Trawling Boats Are Hauling Up Ancient Carbon From the Ocean Depths

The fillet of flounder sitting on your plate comes with a severe environmental cost. To catch it, a ship running on fossil fuels spewed greenhouse gases as it dragged a trawl net across the seafloor, devastating the ecosystems in its path. Obvious enough. But new research shows that the consequences extend even further: Trawl nets are hauling up both food and a huge amount of carbon that’s supposed to be sequestered in the murky depths.

In a paper publishing in the journal Frontiers in Marine Science, researchers have tallied up an estimate of how much seafloor carbon the bottom-trawling industry stirs into the water and how much of that is released into the air as CO2 each year, exacerbating global warming. It turns out to be double the annual fossil fuel emissions produced by the entire world’s 4 million–vessel fishing fleet.

“At least 55 to 60 percent of the CO2 created by trawling—scraping the seafloor—is going to come into the atmosphere within nine years,” says lead author and ecosystem ecologist Trisha Atwood, who focuses on carbon cycling at Utah State University and National Geographic’s Pristine Seas program. “It now suggests that countries should be looking at this industry, and that their carbon footprint goes a lot further than maybe they were thinking, just in terms of the amount of gas that they burned to get out to their fishing grounds.”

The oceans have gone a long way in saving humanity from itself. They’ve absorbed something like 90 percent of the extra heat our civilization has pumped into the atmosphere, helping naturally mitigate global warming. And they’re vast carbon sinks: Photosynthesizing phytoplankton absorb CO2 as they grow at the surface, then die and sink to the seafloor, locking that carbon away from the atmosphere. Or little creatures known as zooplankton gobble up those phytoplankton and poop out pellets of carbon that also sink.

Either way, there’s a worldwide conveyor belt of carbon moving from the surface down into the depths, where it’s supposed to stay for a long, long time. “Once it gets buried under just a couple of centimeters, really, of sediment, it goes below the ‘active zone,’ as we call it,” says Atwood. “If it’s undisturbed—so it’s not mixed up or trawled up—that carbon can stay down there for tens of thousands of years.”

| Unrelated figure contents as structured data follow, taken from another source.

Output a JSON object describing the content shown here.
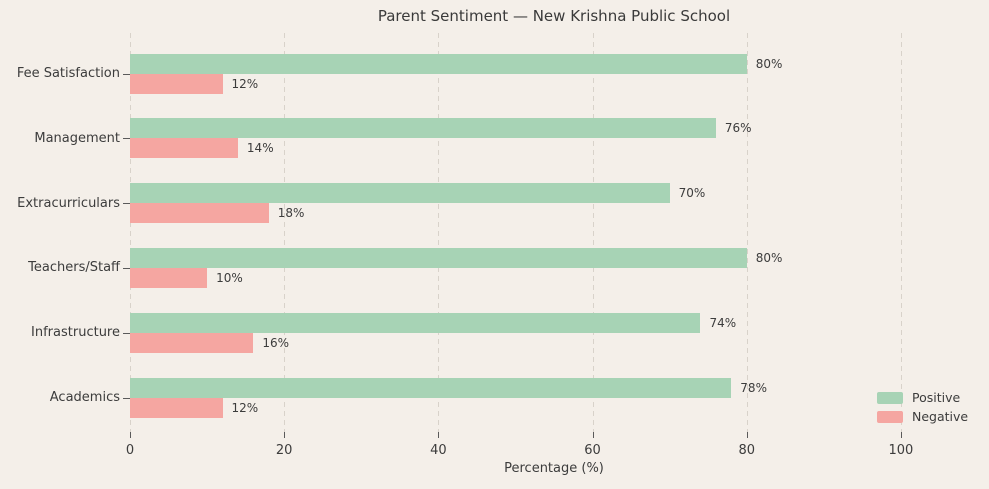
{
  "title": "Parent Sentiment — New Krishna Public School",
  "colors": {
    "background": "#f4efe9",
    "positive": "#a7d3b5",
    "negative": "#f5a6a1",
    "text": "#3c3c3c",
    "gridline": "#d8d2ca"
  },
  "chart_data": {
    "type": "bar",
    "orientation": "horizontal",
    "title": "Parent Sentiment — New Krishna Public School",
    "xlabel": "Percentage (%)",
    "ylabel": "",
    "categories": [
      "Fee Satisfaction",
      "Management",
      "Extracurriculars",
      "Teachers/Staff",
      "Infrastructure",
      "Academics"
    ],
    "series": [
      {
        "name": "Positive",
        "color": "#a7d3b5",
        "values": [
          80,
          76,
          70,
          80,
          74,
          78
        ]
      },
      {
        "name": "Negative",
        "color": "#f5a6a1",
        "values": [
          12,
          14,
          18,
          10,
          16,
          12
        ]
      }
    ],
    "value_labels": {
      "Positive": [
        "80%",
        "76%",
        "70%",
        "80%",
        "74%",
        "78%"
      ],
      "Negative": [
        "12%",
        "14%",
        "18%",
        "10%",
        "16%",
        "12%"
      ]
    },
    "xticks": [
      "0",
      "20",
      "40",
      "60",
      "80",
      "100"
    ],
    "xtick_values": [
      0,
      20,
      40,
      60,
      80,
      100
    ],
    "xlim": [
      0,
      110
    ],
    "grid": "vertical-dashed",
    "legend_position": "lower-right",
    "legend_entries": [
      "Positive",
      "Negative"
    ]
  }
}
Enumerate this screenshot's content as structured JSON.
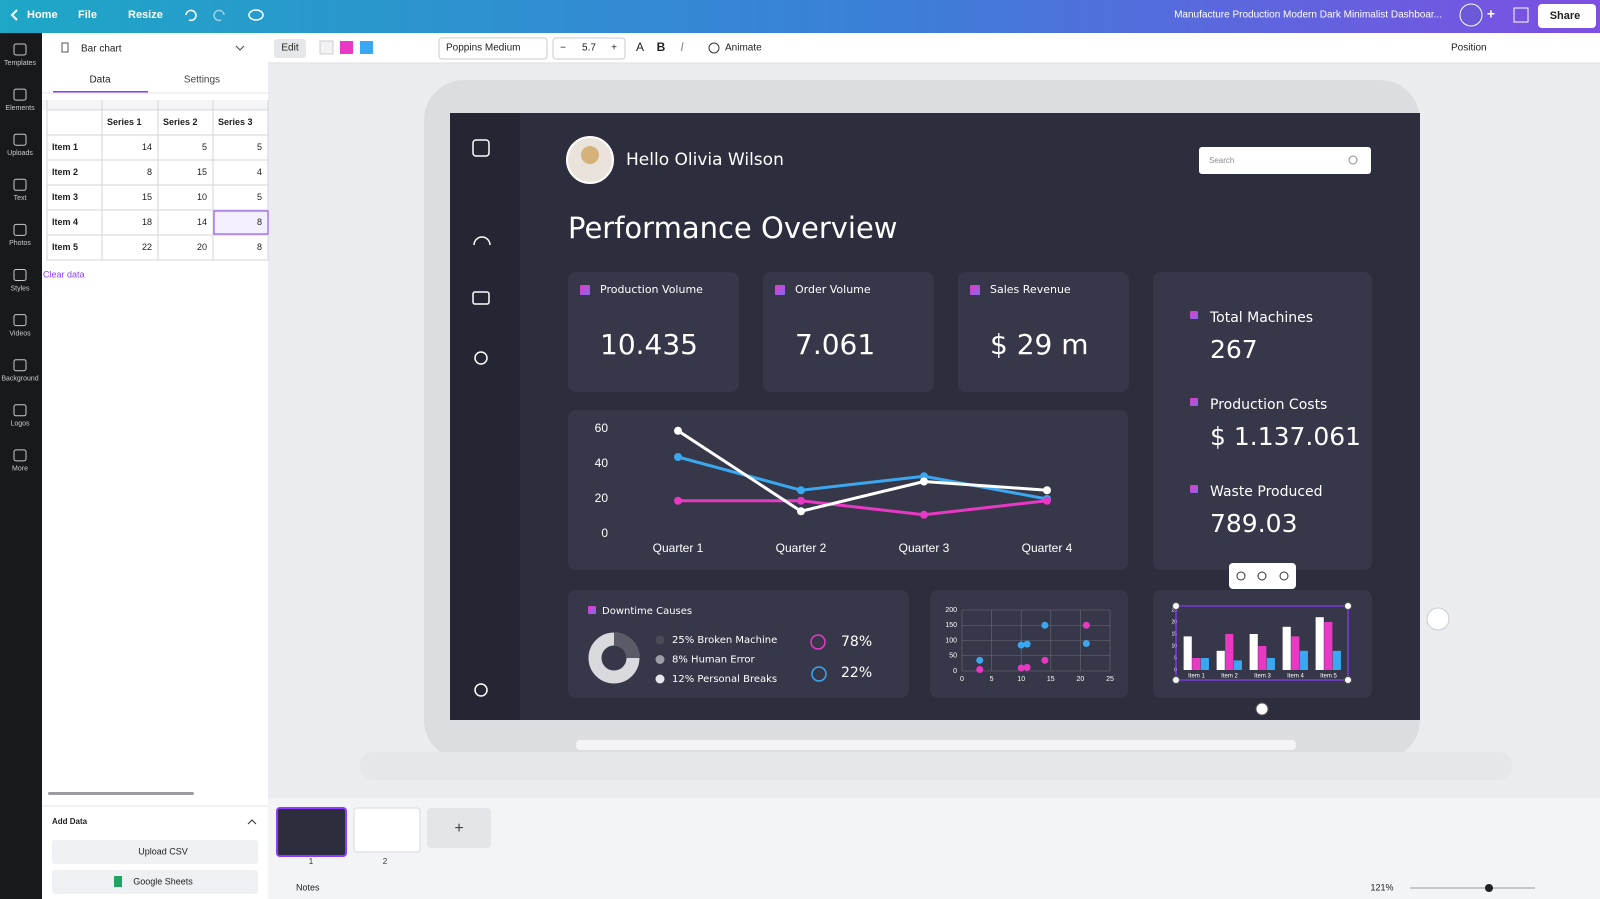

A huge, weighted trawl net obliterates all that. “They drag along the bottom and cut through everything in their wake,” says Max Valentine, campaign director of Oceana’s illegal fishing and transparency campaign in the United States, who wasn’t involved in the research. “We liken bottom trawling to clear-cutting of a forest. For example, hard corals in Alaska, which have been dated to hundreds of thousands of years old, can be destroyed in just a single swipe.” Anything caught up in the net that wasn’t the target food species—known as bycatch—gets hauled aboard the ship, often dead, and thrown back overboard.